MathChat: Benchmarking Mathematical Reasoning and Instruction Following in Multi-Turn Interactions
Zhenwen Liang, Dian Yu, Wenhao Yu, Wenlin Yao, Zhihan Zhang, Xiangliang Zhang, Dong Yu
TL;DR
MathChat exposes a critical gap in current math-focused LLMs: strong single-turn problem solving does not guarantee capability in multi-turn, instruction-following mathematical dialogues. The authors introduce a GSM8K-derived benchmark with four tasks to probe multiturn reasoning and open-ended generation, and propose MathChat_sync, a synthetic dialogue dataset for supervised fine-tuning. Experimental results show existing math-specialized LLMs struggle on MathChat, while SFT with MathChat_sync improves open-ended task performance and can boost, without severely harming, direct problem solving.
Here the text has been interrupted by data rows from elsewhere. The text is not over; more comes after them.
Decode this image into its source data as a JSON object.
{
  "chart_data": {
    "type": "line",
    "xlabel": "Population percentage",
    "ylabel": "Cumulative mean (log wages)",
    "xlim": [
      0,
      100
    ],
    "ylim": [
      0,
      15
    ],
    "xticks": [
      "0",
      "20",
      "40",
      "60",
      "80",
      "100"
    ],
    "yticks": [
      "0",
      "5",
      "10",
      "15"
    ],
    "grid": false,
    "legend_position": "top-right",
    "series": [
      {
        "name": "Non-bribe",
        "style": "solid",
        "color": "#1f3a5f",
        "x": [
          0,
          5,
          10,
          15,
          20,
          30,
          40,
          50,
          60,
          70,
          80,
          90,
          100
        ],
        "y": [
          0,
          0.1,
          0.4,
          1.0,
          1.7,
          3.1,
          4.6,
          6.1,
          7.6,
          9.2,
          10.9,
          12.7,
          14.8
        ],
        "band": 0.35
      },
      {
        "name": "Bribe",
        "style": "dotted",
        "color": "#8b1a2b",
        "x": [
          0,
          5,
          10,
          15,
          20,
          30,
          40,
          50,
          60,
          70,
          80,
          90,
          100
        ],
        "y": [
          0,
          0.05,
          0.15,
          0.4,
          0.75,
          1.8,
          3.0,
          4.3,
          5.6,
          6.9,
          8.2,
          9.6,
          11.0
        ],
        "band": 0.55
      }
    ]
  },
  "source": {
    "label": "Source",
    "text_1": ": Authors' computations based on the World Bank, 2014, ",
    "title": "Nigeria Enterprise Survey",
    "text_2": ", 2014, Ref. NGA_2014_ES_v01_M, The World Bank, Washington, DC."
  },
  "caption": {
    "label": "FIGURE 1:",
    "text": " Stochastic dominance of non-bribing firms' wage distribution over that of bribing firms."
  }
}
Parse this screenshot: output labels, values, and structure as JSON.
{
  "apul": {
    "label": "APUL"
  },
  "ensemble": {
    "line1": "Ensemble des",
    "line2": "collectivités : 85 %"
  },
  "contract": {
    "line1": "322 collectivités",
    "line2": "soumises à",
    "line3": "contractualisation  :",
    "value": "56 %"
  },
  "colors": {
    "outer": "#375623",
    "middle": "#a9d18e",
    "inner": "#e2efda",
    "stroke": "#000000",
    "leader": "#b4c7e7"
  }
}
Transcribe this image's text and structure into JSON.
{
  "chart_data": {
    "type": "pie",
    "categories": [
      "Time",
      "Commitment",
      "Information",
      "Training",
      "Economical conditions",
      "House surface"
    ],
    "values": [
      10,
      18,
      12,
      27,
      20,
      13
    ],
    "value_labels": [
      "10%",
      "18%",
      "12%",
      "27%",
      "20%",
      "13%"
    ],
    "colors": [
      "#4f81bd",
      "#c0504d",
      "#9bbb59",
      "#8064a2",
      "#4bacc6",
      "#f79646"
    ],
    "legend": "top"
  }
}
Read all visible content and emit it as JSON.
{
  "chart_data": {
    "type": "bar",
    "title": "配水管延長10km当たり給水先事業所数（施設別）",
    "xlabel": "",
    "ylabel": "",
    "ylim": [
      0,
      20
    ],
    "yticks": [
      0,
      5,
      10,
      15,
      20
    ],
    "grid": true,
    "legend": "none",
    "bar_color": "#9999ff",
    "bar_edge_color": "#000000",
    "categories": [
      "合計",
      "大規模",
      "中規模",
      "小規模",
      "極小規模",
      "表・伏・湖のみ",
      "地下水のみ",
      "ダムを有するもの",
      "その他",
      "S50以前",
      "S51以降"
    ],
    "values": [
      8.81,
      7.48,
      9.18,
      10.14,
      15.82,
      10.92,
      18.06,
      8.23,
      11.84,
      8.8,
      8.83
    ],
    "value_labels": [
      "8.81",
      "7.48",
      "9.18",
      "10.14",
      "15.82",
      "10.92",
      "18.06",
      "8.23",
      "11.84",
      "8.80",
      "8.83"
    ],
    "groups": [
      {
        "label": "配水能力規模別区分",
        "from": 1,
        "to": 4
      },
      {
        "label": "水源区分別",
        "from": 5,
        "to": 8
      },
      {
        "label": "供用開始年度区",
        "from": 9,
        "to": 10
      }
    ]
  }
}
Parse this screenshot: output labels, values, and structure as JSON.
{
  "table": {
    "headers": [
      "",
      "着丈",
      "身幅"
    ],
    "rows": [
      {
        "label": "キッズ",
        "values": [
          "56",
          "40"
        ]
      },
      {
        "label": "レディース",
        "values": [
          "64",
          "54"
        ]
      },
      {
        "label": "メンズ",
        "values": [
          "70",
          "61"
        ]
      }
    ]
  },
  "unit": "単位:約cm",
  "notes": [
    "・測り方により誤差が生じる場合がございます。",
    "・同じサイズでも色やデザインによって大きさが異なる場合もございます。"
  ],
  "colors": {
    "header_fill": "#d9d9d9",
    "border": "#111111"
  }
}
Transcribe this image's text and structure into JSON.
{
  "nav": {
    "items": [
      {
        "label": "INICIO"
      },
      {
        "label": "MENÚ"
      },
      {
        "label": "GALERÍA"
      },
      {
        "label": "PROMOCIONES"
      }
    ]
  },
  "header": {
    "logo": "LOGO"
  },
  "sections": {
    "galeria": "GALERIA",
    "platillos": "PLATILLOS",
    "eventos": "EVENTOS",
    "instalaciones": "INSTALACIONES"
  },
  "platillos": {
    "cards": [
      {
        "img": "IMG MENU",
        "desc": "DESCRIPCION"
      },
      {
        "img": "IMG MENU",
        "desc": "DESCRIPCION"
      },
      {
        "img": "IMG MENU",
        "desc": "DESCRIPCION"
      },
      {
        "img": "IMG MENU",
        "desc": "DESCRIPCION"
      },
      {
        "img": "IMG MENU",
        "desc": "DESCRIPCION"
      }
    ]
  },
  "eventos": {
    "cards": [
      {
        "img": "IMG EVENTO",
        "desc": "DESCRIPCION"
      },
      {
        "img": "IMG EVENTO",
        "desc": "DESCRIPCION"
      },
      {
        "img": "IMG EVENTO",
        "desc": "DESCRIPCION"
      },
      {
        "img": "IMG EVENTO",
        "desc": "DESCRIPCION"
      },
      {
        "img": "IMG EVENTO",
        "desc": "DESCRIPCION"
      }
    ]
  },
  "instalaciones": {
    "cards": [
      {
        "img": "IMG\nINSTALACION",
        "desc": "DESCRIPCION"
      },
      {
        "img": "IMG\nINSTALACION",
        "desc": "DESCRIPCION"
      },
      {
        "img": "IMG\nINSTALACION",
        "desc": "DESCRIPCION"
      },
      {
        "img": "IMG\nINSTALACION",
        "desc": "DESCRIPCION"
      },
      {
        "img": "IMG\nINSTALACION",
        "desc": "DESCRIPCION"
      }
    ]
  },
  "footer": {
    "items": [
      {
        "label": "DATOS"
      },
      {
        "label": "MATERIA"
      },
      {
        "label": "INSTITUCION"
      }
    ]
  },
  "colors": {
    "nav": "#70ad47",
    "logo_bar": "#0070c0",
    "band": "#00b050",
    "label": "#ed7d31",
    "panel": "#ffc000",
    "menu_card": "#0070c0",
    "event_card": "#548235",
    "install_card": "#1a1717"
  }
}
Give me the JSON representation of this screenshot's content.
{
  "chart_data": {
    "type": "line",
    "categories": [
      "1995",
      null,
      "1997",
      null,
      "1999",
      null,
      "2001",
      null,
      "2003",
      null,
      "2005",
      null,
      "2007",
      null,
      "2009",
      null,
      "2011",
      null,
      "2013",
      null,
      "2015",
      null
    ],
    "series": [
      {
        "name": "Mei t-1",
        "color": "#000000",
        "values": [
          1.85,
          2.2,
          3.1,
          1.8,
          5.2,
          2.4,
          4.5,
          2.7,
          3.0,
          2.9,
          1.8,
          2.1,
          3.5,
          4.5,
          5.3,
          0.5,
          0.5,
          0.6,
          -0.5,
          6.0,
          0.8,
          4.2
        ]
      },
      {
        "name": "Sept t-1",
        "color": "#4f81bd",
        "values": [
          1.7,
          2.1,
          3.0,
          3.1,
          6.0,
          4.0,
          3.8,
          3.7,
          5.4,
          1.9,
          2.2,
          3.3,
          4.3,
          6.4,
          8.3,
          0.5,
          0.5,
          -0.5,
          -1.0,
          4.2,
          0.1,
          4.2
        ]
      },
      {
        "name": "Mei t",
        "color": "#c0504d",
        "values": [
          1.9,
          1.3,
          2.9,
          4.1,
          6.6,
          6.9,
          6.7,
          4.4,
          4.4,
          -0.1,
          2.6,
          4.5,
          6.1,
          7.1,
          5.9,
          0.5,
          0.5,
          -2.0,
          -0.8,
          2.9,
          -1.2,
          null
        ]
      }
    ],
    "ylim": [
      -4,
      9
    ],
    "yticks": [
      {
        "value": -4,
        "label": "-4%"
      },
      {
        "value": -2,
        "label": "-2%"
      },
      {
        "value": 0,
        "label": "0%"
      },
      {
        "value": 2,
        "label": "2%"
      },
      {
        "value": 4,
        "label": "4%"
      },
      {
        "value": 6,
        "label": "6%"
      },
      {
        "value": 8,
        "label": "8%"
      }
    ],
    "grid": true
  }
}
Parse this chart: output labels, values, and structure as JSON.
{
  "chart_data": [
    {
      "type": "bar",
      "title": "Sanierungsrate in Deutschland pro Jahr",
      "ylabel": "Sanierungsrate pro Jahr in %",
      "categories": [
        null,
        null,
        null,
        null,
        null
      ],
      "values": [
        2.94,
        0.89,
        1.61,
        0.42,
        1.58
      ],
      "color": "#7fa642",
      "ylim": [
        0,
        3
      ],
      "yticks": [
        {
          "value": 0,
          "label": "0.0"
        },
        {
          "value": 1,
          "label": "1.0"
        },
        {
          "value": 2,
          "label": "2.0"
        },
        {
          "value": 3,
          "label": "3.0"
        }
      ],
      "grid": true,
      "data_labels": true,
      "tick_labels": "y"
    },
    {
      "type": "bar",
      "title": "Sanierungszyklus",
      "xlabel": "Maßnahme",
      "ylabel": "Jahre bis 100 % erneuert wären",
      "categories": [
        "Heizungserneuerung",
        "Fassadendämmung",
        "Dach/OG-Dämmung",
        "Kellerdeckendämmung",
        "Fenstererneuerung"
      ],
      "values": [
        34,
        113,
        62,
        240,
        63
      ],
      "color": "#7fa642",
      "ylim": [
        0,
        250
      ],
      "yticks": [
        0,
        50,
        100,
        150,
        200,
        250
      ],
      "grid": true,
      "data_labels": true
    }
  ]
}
This work offers a concrete benchmark and a practical SFT approach to advancing interactive, real-world mathematical problem solving in LLMs.
Abstract
Large language models (LLMs) have demonstrated impressive capabilities in mathematical problem solving, particularly in single turn question answering formats. However, real world scenarios often involve mathematical question answering that requires multi turn or interactive information exchanges, and the performance of LLMs on these tasks is still underexplored. This paper introduces MathChat, a comprehensive benchmark specifically designed to evaluate LLMs across a broader spectrum of mathematical tasks. These tasks are structured to assess the models' abilities in multiturn interactions and open ended generation. We evaluate the performance of various SOTA LLMs on the MathChat benchmark, and we observe that while these models excel in single turn question answering, they significantly underperform in more complex scenarios that require sustained reasoning and dialogue understanding. To address the above limitations of existing LLMs when faced with multiturn and open ended tasks, we develop MathChat sync, a synthetic dialogue based math dataset for LLM finetuning, focusing on improving models' interaction and instruction following capabilities in conversations. Experimental results emphasize the need for training LLMs with diverse, conversational instruction tuning datasets like MathChatsync. We believe this work outlines one promising direction for improving the multiturn mathematical reasoning abilities of LLMs, thus pushing forward the development of LLMs that are more adept at interactive mathematical problem solving and real world applications.